Lo cierto es que, aun si de manera precaria, las empresas pequeñas y medianas y el sector informal generan en la actualidad la mayoría del empleo (entre el 70% y el 80%). La gran empresa, incluida la maquila, hasta el 19%. Muchos argumentan que las medianas y pequeñas empresas funcionan alrededor de estos “motores” de la economía, y por lo tanto hay que fortalecerlos. Sin embargo, se puede concluir que la legislación, las políticas públicas y la institucionalidad nacional, pública y privada, está montada para favorecer a estos “motores” de la economía, y por lo tanto las pequeñas y medianas empresas la tienen cuesta arriba. El sentido común nos indica que hay que favorecer a estos pequeños actores, que generan empleo y modos de vida, lo que redundará también en su formalización y la mayor tributación del país. He ahí una alternativa.

Por otro lado, la agricultura campesina, satanizada como algo anacrónico y atrasado por casi todos, es la que nos sigue dando de comer. En contra de la creencia de que es la gran agricultura industrializada y monocultivadora la que tiene más capacidad para alimentarnos, hoy sabemos que la seguridad alimentaria depende de los pequeños productores. El estudio del Instituto de Aagricultura Recursos Naturales y Ambiente (IARNA) Distribución sectorial del crecimiento del empleo en el altiplano guatemaltecodemuestra que es el motor económico principal y el que tiene mayor poder redistributivo. Todo esto parece estar lejos del interés de nuestros hacedores de políticas económicas y ni la legislación, ni las políticas públicas, ni la infraestructura ni el acceso a medios y estímulos lo atienden. La red vial, por ejemplo, debiera estar diseñada en función de este sector que puede garantizar la seguridad, la estabilidad y crecimiento de la actividad económica nacional.

La escasa industria nacional dirigida al mercado local está en declive. Sin sugerir que repliquemos los esquemas de la era de la “sustitución de importaciones”, ¿qué nos detiene para desarrollar este gran mercado? Que vemos Guatemala como exportador y satisfactor de necesidades externas. Y quizá la agricultura campesina no sea tan rentable como la agroexportación o exportación de bienes terminados o materias primas (quizá: hay que ahondar), pero abona a la seguridad alimentaria y a los modos de vida dignos y desarrollo.

Recientemente, Pedro Trujillo comentó que, según estudios empresariales desarrollados por la Universidad Francisco Marroquín, el costo de la mano de obra ocupa una posición muy baja en el listado de incentivos para la inversión productiva. Lo anteceden la infraestructura, los servicios, las vías de comunicación, puertos, certeza jurídica de la propiedad, servicios para la población, etcétera.

En todo el debate ni siquiera se considera el desarrollo del comercio interno ni la seguridad alimentaria. Para los sectores nacionales e internacionales que se beneficiarían, el desarrollo de actividades endógenas no se presenta como las más atractivas, dada su hipotética menor rentabilidad. Sin embargo, el mercado interno promete estabilidad, crecimiento económico y mecanismos de redistribución que reducen la desigualdad. La agroecología también restaura el ambiente natural, reduce la vulnerabilidad al abandonar el monocultivo, y genera alimentos más sanos para la población.

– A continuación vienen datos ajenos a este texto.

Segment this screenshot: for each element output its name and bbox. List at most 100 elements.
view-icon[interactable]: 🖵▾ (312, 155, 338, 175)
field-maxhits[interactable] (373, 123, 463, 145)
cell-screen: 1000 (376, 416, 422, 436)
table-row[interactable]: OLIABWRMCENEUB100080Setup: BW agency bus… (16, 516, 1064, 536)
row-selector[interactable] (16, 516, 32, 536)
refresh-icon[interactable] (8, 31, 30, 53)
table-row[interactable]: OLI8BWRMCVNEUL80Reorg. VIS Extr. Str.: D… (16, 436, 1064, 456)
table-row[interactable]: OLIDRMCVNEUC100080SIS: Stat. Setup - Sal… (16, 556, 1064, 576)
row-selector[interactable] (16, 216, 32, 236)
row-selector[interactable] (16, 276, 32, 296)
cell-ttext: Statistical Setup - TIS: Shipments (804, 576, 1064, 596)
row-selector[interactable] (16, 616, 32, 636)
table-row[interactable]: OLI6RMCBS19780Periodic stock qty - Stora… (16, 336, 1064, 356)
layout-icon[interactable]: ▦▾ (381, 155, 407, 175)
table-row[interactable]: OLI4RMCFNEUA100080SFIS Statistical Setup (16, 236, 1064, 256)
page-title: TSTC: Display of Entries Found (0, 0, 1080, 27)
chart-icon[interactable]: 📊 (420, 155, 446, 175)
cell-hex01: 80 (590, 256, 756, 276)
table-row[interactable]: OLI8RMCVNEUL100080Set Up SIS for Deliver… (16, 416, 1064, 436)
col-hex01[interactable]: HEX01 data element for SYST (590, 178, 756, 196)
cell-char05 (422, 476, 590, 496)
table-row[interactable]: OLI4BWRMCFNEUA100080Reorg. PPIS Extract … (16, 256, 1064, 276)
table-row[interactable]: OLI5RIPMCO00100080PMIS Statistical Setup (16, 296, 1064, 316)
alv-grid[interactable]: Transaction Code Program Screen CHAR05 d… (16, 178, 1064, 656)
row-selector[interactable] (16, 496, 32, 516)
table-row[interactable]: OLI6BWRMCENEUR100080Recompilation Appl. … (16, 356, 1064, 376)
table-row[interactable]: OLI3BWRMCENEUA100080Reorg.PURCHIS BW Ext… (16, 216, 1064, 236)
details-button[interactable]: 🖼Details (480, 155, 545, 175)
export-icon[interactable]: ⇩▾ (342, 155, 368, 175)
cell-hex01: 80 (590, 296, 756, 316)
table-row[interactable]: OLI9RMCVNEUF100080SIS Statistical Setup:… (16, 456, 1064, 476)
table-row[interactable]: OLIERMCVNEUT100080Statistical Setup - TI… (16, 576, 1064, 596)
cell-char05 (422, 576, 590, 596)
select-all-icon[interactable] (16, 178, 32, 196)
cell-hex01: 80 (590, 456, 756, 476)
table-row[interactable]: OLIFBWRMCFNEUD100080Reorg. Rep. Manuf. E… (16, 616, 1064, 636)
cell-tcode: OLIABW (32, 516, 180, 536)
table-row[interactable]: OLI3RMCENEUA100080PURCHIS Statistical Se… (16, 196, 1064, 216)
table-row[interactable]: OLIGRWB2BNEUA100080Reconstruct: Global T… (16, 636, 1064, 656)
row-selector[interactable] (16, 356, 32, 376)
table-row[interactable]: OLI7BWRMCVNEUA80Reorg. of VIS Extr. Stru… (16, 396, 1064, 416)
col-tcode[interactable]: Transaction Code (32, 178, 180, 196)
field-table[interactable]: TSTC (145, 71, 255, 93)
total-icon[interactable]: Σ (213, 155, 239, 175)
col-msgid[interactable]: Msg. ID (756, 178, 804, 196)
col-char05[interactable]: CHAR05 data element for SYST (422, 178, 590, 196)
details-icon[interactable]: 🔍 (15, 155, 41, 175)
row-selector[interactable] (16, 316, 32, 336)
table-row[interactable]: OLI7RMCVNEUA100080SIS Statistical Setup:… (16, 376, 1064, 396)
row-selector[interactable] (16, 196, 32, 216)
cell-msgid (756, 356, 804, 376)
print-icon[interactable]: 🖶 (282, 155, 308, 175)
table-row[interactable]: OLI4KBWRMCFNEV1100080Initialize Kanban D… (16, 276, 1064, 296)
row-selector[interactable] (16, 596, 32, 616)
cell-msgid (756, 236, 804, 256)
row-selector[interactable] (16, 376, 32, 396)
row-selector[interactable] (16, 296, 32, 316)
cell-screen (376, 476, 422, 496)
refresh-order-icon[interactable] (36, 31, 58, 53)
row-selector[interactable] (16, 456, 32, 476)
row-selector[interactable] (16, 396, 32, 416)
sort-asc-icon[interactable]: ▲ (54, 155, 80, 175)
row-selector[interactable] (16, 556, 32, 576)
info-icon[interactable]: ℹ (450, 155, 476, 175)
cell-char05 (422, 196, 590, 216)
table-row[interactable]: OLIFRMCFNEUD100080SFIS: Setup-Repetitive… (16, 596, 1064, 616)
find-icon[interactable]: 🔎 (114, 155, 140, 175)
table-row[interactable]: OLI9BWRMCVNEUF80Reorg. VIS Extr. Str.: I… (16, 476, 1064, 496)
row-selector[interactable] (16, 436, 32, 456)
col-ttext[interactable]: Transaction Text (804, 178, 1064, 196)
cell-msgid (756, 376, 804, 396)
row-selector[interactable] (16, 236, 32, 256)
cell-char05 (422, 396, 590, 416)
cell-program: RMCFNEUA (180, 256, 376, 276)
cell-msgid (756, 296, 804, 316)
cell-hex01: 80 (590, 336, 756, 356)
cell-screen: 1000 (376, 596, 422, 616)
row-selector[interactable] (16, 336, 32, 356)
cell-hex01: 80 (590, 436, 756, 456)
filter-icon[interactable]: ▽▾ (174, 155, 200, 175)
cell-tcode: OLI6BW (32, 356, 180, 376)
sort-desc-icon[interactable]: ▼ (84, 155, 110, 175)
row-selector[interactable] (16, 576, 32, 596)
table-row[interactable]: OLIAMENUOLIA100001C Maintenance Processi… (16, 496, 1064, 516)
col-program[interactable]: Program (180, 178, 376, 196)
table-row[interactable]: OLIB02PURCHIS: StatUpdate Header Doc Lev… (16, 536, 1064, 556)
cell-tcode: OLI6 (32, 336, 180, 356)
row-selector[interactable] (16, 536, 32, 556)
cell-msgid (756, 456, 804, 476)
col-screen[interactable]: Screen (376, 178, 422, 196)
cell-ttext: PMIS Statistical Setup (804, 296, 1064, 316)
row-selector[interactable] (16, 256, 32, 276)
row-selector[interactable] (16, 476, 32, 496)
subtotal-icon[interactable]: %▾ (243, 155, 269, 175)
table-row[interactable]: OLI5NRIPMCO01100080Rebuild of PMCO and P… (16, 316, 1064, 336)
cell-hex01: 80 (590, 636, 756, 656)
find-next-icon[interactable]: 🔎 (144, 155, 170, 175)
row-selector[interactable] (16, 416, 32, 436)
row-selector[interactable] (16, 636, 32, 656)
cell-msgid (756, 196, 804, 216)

Muy ligado a lo anterior, la seguridad alimentaria en la actualidad está sobre los hombros de los pequeños agricultores. La pretensión de proletarizar a toda la fuerza laboral, con el correspondiente aumento de la tasa de urbanización, haría a los guatemaltecos, entre otras cosas, más vulnerables respecto a la alimentación de lo que ya son, y profundizaría la problemática urbana y de depredación de los medios naturales.

En conclusión, frente a la propuesta gubernamental y empresarial de los salarios diferenciados, sí existen alternativas, sí hay recursos para echarlas a andar con medios propios, los niveles de inversión no son altísimos y no se dependería necesariamente de recursos (inversiones o créditos) externos para desarrollarlas.

Más allá de bloquear una iniciativa que es un viejo proyecto del sector empresarial, se debe debatir la posibilidad de un “cambio civilizatorio” que incluya el cambio del modelo de desarrollo, una civilización de la austeridad, la vida digna y el respeto de la madre naturaleza, para lograr eso de la sociedad justa y solidaria. Pero eso ya es otro asunto pendiente de discutir.